Parallelization is also much easier with these tools. The expectations have changed; being “heads down” on one thing may not be the way an engineer is most impactful. It’s more likely that every engineer should have multiple workstreams or projects they are nudging along over the course of any given week.
Writing code is now (mostly) cheap. But reading, verifying, and understanding code is not — and AI is generating more of it than ever. We are still very much limited by time, and there will always be 100x more things worth doing than we can actually do. That hasn't changed, and we still need to be ruthless about what we decide to spend time on.

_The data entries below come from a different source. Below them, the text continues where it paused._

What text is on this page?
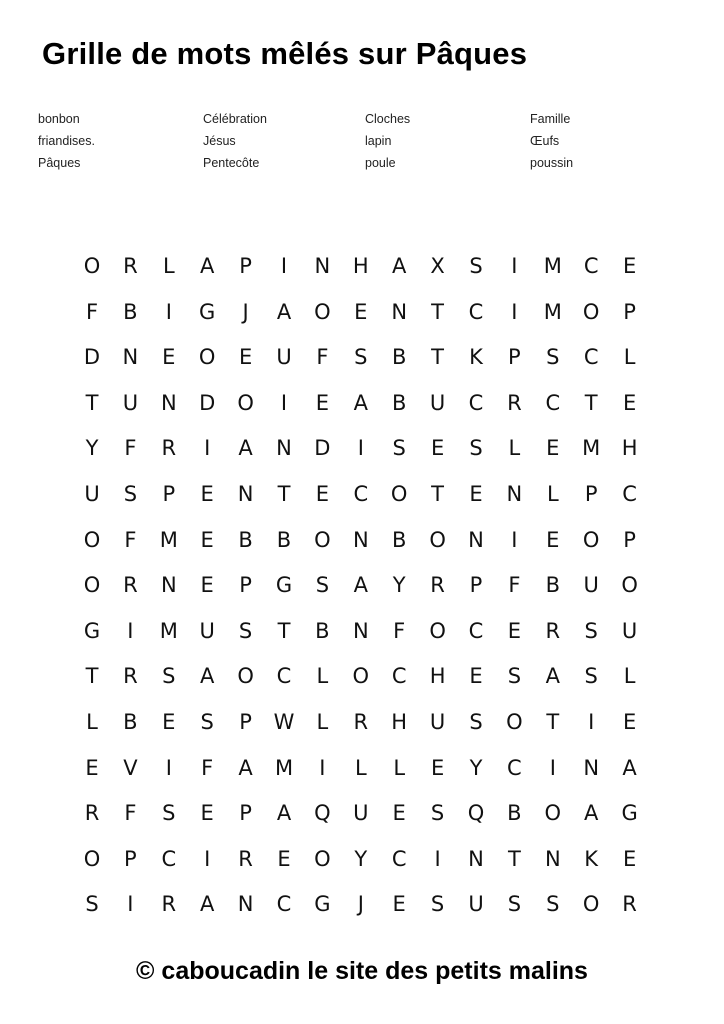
Grille de mots mêlés sur Pâques
bonbon	Célébration	Cloches	Famille
friandises.	Jésus	lapin	Œufs
Pâques	Pentecôte	poule	poussin
O	R	L	A	P	I	N	H	A	X	S	I	M	C	E
F	B	I	G	J	A	O	E	N	T	C	I	M	O	P
D	N	E	O	E	U	F	S	B	T	K	P	S	C	L
T	U	N	D	O	I	E	A	B	U	C	R	C	T	E
Y	F	R	I	A	N	D	I	S	E	S	L	E	M	H
U	S	P	E	N	T	E	C	O	T	E	N	L	P	C
O	F	M	E	B	B	O	N	B	O	N	I	E	O	P
O	R	N	E	P	G	S	A	Y	R	P	F	B	U	O
G	I	M	U	S	T	B	N	F	O	C	E	R	S	U
T	R	S	A	O	C	L	O	C	H	E	S	A	S	L
L	B	E	S	P	W	L	R	H	U	S	O	T	I	E
E	V	I	F	A	M	I	L	L	E	Y	C	I	N	A
R	F	S	E	P	A	Q	U	E	S	Q	B	O	A	G
O	P	C	I	R	E	O	Y	C	I	N	T	N	K	E
S	I	R	A	N	C	G	J	E	S	U	S	S	O	R
© caboucadin le site des petits malins
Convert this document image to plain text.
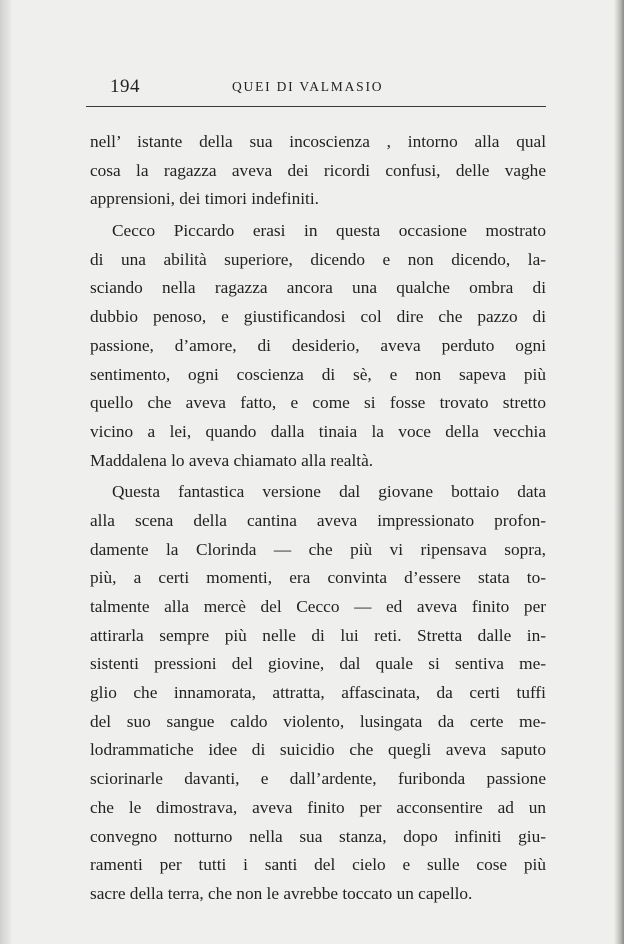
194	QUEI DI VALMASIO

nell’ istante della sua incoscienza , intorno alla qual
cosa la ragazza aveva dei ricordi confusi, delle vaghe
apprensioni, dei timori indefiniti.

Cecco Piccardo erasi in questa occasione mostrato
di una abilità superiore, dicendo e non dicendo, la-
sciando nella ragazza ancora una qualche ombra di
dubbio penoso, e giustificandosi col dire che pazzo di
passione, d’amore, di desiderio, aveva perduto ogni
sentimento, ogni coscienza di sè, e non sapeva più
quello che aveva fatto, e come si fosse trovato stretto
vicino a lei, quando dalla tinaia la voce della vecchia
Maddalena lo aveva chiamato alla realtà.

Questa fantastica versione dal giovane bottaio data
alla scena della cantina aveva impressionato profon-
damente la Clorinda — che più vi ripensava sopra,
più, a certi momenti, era convinta d’essere stata to-
talmente alla mercè del Cecco — ed aveva finito per
attirarla sempre più nelle di lui reti. Stretta dalle in-
sistenti pressioni del giovine, dal quale si sentiva me-
glio che innamorata, attratta, affascinata, da certi tuffi
del suo sangue caldo violento, lusingata da certe me-
lodrammatiche idee di suicidio che quegli aveva saputo
sciorinarle davanti, e dall’ardente, furibonda passione
che le dimostrava, aveva finito per acconsentire ad un
convegno notturno nella sua stanza, dopo infiniti giu-
ramenti per tutti i santi del cielo e sulle cose più
sacre della terra, che non le avrebbe toccato un capello.
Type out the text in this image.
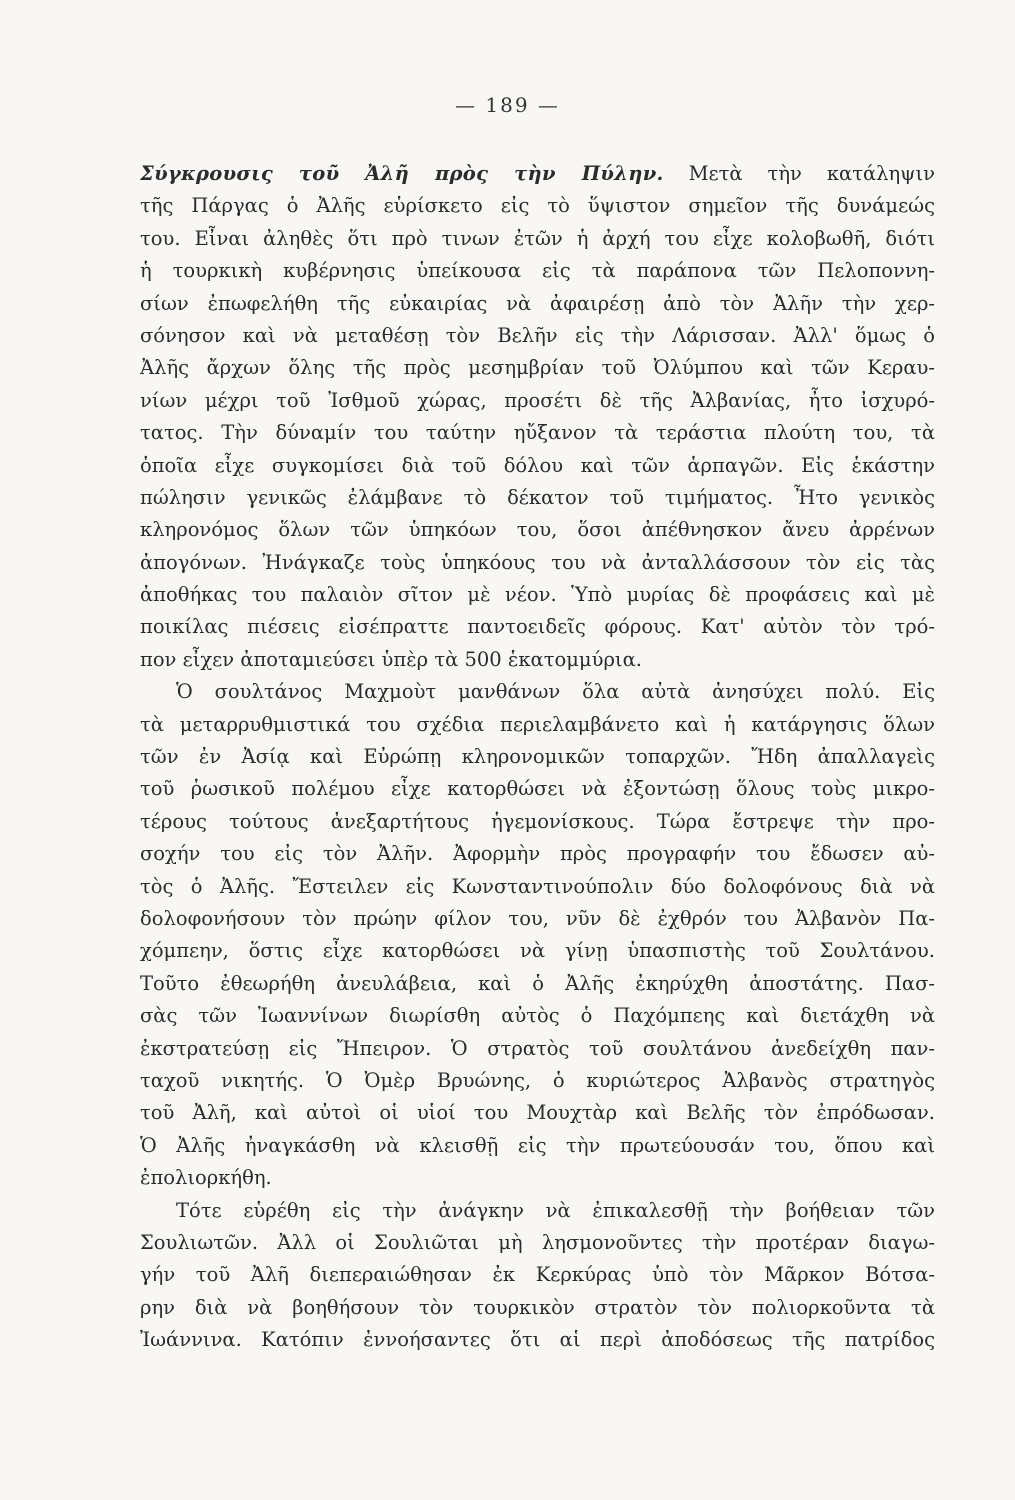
— 189 —
Σύγκρουσις τοῦ Ἀλῆ πρὸς τὴν Πύλην. Μετὰ τὴν κατάληψιν
τῆς Πάργας ὁ Ἀλῆς εὑρίσκετο εἰς τὸ ὕψιστον σημεῖον τῆς δυνάμεώς
του. Εἶναι ἀληθὲς ὅτι πρὸ τινων ἐτῶν ἡ ἀρχή του εἶχε κολοβωθῆ, διότι
ἡ τουρκικὴ κυβέρνησις ὑπείκουσα εἰς τὰ παράπονα τῶν Πελοποννη-
σίων ἐπωφελήθη τῆς εὐκαιρίας νὰ ἀφαιρέσῃ ἀπὸ τὸν Ἀλῆν τὴν χερ-
σόνησον καὶ νὰ μεταθέσῃ τὸν Βελῆν εἰς τὴν Λάρισσαν. Ἀλλ' ὅμως ὁ
Ἀλῆς ἄρχων ὅλης τῆς πρὸς μεσημβρίαν τοῦ Ὀλύμπου καὶ τῶν Κεραυ-
νίων μέχρι τοῦ Ἰσθμοῦ χώρας, προσέτι δὲ τῆς Ἀλβανίας, ἦτο ἰσχυρό-
τατος. Τὴν δύναμίν του ταύτην ηὔξανον τὰ τεράστια πλούτη του, τὰ
ὁποῖα εἶχε συγκομίσει διὰ τοῦ δόλου καὶ τῶν ἁρπαγῶν. Εἰς ἑκάστην
πώλησιν γενικῶς ἐλάμβανε τὸ δέκατον τοῦ τιμήματος. Ἦτο γενικὸς
κληρονόμος ὅλων τῶν ὑπηκόων του, ὅσοι ἀπέθνησκον ἄνευ ἀρρένων
ἀπογόνων. Ἠνάγκαζε τοὺς ὑπηκόους του νὰ ἀνταλλάσσουν τὸν εἰς τὰς
ἀποθήκας του παλαιὸν σῖτον μὲ νέον. Ὑπὸ μυρίας δὲ προφάσεις καὶ μὲ
ποικίλας πιέσεις εἰσέπραττε παντοειδεῖς φόρους. Κατ' αὐτὸν τὸν τρό-
πον εἶχεν ἀποταμιεύσει ὑπὲρ τὰ 500 ἑκατομμύρια.
Ὁ σουλτάνος Μαχμοὺτ μανθάνων ὅλα αὐτὰ ἀνησύχει πολύ. Εἰς
τὰ μεταρρυθμιστικά του σχέδια περιελαμβάνετο καὶ ἡ κατάργησις ὅλων
τῶν ἐν Ἀσίᾳ καὶ Εὐρώπῃ κληρονομικῶν τοπαρχῶν. Ἤδη ἀπαλλαγεὶς
τοῦ ῥωσικοῦ πολέμου εἶχε κατορθώσει νὰ ἐξοντώσῃ ὅλους τοὺς μικρο-
τέρους τούτους ἀνεξαρτήτους ἡγεμονίσκους. Τώρα ἔστρεψε τὴν προ-
σοχήν του εἰς τὸν Ἀλῆν. Ἀφορμὴν πρὸς προγραφήν του ἔδωσεν αὐ-
τὸς ὁ Ἀλῆς. Ἔστειλεν εἰς Κωνσταντινούπολιν δύο δολοφόνους διὰ νὰ
δολοφονήσουν τὸν πρώην φίλον του, νῦν δὲ ἐχθρόν του Ἀλβανὸν Πα-
χόμπεην, ὅστις εἶχε κατορθώσει νὰ γίνῃ ὑπασπιστὴς τοῦ Σουλτάνου.
Τοῦτο ἐθεωρήθη ἀνευλάβεια, καὶ ὁ Ἀλῆς ἐκηρύχθη ἀποστάτης. Πασ-
σὰς τῶν Ἰωαννίνων διωρίσθη αὐτὸς ὁ Παχόμπεης καὶ διετάχθη νὰ
ἐκστρατεύσῃ εἰς Ἤπειρον. Ὁ στρατὸς τοῦ σουλτάνου ἀνεδείχθη παν-
ταχοῦ νικητής. Ὁ Ὀμὲρ Βρυώνης, ὁ κυριώτερος Ἀλβανὸς στρατηγὸς
τοῦ Ἀλῆ, καὶ αὐτοὶ οἱ υἱοί του Μουχτὰρ καὶ Βελῆς τὸν ἐπρόδωσαν.
Ὁ Ἀλῆς ἠναγκάσθη νὰ κλεισθῇ εἰς τὴν πρωτεύουσάν του, ὅπου καὶ
ἐπολιορκήθη.
Τότε εὑρέθη εἰς τὴν ἀνάγκην νὰ ἐπικαλεσθῇ τὴν βοήθειαν τῶν
Σουλιωτῶν. Ἀλλ οἱ Σουλιῶται μὴ λησμονοῦντες τὴν προτέραν διαγω-
γήν τοῦ Ἀλῆ διεπεραιώθησαν ἐκ Κερκύρας ὑπὸ τὸν Μᾶρκον Βότσα-
ρην διὰ νὰ βοηθήσουν τὸν τουρκικὸν στρατὸν τὸν πολιορκοῦντα τὰ
Ἰωάννινα. Κατόπιν ἐννοήσαντες ὅτι αἱ περὶ ἀποδόσεως τῆς πατρίδος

What has changed is the leverage calculation. The mechanical parts — drafting code, writing tests, updating docs — are faster. That means more of your time should shift toward the high-judgment work: understanding the problem, verifying the solution, deciding what's worth building at all. Ownership in the age of AI isn't about doing more things because they're cheaper. It's about recognizing that the bottleneck has moved from producing code to thinking critically about it — and spending your time accordingly.
But here's the practical shift: when you're about to create a follow-up ticket, write a TODO, or punt on something small — ask yourself: could I get this done in the time it takes me to document that I'm not doing it? If leveraging AI means the fix takes less effort than the ticket, just do it. The threshold for "not worth doing right now" has moved — not disappeared, but moved.